Jeremy Werdell, PACE Project Scientist, NASA Goddard Space Flight Center
Dr. Jeremy Werdell is an Oceanographer in the Ocean Ecology Laboratory at NASA Goddard Space Flight Center (GSFC), where he also serves as the Project Scientist for PACE. Jeremy resolved to become a marine scientist in 1988 upon his return from an eighth-grade science trip to the Bermuda Biological Station for Research. He joined GSFC in 1999, where he has remained ever since in the pursuit of improving our understanding of the ocean’s biological responses to Earth’s changing climate—namely, how the spatial distributions of phytoplankton communities evolve over time.
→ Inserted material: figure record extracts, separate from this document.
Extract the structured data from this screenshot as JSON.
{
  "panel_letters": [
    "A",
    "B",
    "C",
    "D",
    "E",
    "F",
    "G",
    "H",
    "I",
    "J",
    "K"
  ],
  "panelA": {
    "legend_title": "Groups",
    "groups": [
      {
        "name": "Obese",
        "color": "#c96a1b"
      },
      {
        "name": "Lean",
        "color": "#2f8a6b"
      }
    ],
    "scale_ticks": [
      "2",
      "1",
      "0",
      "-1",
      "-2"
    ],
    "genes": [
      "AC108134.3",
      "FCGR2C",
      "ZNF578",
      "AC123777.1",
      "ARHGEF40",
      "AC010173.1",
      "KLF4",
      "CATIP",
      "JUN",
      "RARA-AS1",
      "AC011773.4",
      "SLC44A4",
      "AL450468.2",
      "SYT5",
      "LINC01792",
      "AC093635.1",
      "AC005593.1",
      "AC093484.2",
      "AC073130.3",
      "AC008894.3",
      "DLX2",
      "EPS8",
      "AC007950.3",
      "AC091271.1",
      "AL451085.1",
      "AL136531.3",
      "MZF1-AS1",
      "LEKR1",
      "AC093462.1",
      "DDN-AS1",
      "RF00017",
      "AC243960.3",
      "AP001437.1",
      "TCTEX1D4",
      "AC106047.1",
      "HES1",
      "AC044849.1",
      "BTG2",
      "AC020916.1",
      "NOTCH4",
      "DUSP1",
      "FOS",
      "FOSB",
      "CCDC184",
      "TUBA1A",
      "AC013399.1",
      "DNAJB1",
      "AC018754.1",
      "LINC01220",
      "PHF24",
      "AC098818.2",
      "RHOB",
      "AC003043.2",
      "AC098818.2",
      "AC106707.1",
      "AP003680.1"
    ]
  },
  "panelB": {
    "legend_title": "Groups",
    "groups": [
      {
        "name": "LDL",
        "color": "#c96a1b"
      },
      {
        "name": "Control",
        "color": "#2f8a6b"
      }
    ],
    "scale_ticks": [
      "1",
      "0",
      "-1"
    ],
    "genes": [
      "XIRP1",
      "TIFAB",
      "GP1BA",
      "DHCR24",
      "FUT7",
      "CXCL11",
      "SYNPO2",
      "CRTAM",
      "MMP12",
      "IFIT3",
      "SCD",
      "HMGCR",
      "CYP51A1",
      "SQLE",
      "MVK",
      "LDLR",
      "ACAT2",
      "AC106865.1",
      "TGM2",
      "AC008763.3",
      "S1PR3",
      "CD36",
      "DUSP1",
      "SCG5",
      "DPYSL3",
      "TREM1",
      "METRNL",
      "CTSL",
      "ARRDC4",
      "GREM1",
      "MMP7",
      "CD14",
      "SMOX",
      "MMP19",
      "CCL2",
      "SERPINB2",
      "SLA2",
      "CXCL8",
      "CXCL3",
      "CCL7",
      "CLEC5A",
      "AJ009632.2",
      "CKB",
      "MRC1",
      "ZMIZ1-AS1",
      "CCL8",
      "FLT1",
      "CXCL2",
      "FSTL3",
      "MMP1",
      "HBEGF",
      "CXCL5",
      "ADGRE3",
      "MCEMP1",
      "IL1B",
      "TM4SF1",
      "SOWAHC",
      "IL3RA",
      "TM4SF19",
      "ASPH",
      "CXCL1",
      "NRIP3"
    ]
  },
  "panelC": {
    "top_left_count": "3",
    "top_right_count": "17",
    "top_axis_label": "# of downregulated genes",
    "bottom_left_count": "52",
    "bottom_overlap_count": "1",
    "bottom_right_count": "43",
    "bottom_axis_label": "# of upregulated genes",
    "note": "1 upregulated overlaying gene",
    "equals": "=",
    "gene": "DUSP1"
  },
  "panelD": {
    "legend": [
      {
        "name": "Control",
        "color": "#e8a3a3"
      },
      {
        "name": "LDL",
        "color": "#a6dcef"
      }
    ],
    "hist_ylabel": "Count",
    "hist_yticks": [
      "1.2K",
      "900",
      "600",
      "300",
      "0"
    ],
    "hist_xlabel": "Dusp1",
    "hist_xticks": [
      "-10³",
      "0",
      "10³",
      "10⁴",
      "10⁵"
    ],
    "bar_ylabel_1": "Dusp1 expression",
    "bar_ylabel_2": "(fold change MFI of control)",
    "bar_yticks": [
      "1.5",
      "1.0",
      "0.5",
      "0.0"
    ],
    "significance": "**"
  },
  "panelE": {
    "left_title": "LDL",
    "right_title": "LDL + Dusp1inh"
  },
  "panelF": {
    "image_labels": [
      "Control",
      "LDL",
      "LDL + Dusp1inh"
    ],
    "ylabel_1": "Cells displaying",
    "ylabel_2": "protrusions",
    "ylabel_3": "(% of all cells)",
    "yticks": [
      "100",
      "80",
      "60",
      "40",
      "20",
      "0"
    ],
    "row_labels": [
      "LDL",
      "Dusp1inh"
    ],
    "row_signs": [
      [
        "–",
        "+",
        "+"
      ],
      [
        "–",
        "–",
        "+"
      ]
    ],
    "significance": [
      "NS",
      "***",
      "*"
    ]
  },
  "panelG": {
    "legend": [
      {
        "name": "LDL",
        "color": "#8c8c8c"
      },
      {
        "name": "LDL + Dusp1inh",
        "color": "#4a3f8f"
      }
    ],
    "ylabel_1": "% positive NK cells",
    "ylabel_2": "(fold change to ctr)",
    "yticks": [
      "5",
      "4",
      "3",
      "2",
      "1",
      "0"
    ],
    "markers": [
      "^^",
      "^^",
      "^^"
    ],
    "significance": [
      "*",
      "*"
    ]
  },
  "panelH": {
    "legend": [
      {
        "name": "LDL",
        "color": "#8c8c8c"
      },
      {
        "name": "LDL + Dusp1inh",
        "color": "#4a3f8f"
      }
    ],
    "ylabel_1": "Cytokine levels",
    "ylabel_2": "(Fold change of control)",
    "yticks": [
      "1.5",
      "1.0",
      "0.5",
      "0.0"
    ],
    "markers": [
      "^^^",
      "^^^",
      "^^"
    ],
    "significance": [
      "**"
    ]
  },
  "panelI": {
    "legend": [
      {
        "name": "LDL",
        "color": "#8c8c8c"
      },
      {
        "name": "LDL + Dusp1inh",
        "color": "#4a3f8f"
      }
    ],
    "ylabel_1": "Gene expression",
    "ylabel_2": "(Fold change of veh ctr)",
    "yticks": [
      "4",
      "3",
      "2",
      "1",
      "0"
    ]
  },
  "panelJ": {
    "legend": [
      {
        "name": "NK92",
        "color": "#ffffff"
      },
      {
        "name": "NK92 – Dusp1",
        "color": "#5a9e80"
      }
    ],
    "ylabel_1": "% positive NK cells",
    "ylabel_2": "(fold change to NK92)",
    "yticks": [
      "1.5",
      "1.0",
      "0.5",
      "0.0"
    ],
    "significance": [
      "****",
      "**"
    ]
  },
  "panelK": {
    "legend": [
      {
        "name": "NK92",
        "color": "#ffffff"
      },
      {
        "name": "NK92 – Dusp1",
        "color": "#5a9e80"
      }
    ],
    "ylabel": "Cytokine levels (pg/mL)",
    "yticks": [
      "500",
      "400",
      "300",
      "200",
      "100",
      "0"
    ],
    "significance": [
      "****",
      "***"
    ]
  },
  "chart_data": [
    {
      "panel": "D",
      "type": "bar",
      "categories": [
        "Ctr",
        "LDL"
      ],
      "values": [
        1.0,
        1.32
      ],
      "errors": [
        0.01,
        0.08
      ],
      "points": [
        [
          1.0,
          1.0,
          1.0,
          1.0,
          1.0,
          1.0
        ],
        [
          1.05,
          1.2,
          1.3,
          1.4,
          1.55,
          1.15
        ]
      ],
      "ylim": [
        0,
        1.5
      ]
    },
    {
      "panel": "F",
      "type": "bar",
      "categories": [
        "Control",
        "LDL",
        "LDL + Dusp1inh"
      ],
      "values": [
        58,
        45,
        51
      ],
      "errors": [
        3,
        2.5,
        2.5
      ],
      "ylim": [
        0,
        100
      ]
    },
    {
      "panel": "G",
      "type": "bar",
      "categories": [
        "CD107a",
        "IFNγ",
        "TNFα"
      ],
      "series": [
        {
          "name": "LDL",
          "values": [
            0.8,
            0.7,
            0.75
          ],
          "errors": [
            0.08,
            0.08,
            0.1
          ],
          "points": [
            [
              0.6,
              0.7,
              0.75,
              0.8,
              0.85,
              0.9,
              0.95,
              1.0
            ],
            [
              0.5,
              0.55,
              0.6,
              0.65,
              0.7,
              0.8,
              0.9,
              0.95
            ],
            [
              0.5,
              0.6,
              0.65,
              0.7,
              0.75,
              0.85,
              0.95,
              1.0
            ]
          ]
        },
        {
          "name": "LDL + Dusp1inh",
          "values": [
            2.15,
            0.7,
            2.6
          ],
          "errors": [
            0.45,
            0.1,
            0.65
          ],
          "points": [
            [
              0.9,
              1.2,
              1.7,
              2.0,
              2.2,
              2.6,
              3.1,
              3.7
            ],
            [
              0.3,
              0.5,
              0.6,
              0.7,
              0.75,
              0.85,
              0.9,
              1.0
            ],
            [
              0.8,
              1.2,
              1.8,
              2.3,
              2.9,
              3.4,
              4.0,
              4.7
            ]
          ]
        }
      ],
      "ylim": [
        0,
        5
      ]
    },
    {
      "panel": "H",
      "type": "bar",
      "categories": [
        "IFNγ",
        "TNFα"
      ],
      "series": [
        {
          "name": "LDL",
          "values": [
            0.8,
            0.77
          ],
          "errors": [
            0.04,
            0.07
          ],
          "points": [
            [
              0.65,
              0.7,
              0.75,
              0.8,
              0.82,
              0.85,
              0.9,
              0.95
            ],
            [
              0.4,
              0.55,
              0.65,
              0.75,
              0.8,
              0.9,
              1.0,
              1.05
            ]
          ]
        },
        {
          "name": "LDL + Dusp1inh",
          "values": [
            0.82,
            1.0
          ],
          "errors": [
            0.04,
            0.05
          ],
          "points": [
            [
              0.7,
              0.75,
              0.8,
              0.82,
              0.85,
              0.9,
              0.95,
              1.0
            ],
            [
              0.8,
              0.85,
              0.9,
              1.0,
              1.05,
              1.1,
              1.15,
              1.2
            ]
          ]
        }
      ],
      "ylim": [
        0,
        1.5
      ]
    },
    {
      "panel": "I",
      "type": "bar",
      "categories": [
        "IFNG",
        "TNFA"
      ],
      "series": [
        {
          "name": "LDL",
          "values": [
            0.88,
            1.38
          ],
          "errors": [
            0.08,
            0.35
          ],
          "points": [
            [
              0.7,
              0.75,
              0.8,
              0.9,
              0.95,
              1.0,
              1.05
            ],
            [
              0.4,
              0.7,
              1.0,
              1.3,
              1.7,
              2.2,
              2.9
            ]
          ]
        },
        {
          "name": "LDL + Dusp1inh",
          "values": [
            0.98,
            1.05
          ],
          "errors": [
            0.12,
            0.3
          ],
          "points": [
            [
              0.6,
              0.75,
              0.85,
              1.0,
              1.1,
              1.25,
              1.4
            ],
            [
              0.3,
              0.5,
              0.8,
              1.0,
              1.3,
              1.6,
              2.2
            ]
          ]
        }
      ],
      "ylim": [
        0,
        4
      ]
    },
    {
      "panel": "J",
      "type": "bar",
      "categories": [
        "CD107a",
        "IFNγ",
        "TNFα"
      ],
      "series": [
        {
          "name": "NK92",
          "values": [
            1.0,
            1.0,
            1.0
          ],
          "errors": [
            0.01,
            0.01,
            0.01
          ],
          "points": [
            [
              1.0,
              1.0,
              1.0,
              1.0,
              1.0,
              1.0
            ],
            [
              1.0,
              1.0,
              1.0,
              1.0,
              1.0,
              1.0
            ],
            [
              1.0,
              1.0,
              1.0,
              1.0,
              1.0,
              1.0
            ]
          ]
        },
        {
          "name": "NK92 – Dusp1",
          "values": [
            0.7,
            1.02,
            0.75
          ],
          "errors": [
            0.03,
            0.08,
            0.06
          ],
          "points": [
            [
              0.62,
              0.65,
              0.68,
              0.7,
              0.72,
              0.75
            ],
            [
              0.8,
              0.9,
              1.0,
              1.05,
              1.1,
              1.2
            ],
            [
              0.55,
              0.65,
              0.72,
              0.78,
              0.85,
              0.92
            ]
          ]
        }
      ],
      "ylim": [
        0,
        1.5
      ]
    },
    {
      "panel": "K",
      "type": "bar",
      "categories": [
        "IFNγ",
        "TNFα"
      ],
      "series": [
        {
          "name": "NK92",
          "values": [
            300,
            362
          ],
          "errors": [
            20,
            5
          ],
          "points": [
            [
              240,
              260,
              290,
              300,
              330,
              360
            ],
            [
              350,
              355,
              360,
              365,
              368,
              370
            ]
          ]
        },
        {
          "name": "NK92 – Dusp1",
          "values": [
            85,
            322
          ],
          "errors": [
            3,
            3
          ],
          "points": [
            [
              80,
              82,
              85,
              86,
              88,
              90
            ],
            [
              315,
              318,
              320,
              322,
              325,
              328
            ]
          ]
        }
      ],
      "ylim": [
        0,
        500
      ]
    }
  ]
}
Given that Jeremy wears a NASA badge, his mandatory secondary interests extend to the more challenging aspects of satellite remote sensing, including the on-orbit calibration of ocean color instruments, the development of remote-sensing algorithms, and the validation of satellite-derived data products. These, in combination with his subject matter living in a three-dimensional fluid on a rotating ellipsoid, create a research environment packed with opportunities to contribute to NASA’s pursuit of better understanding our home planet.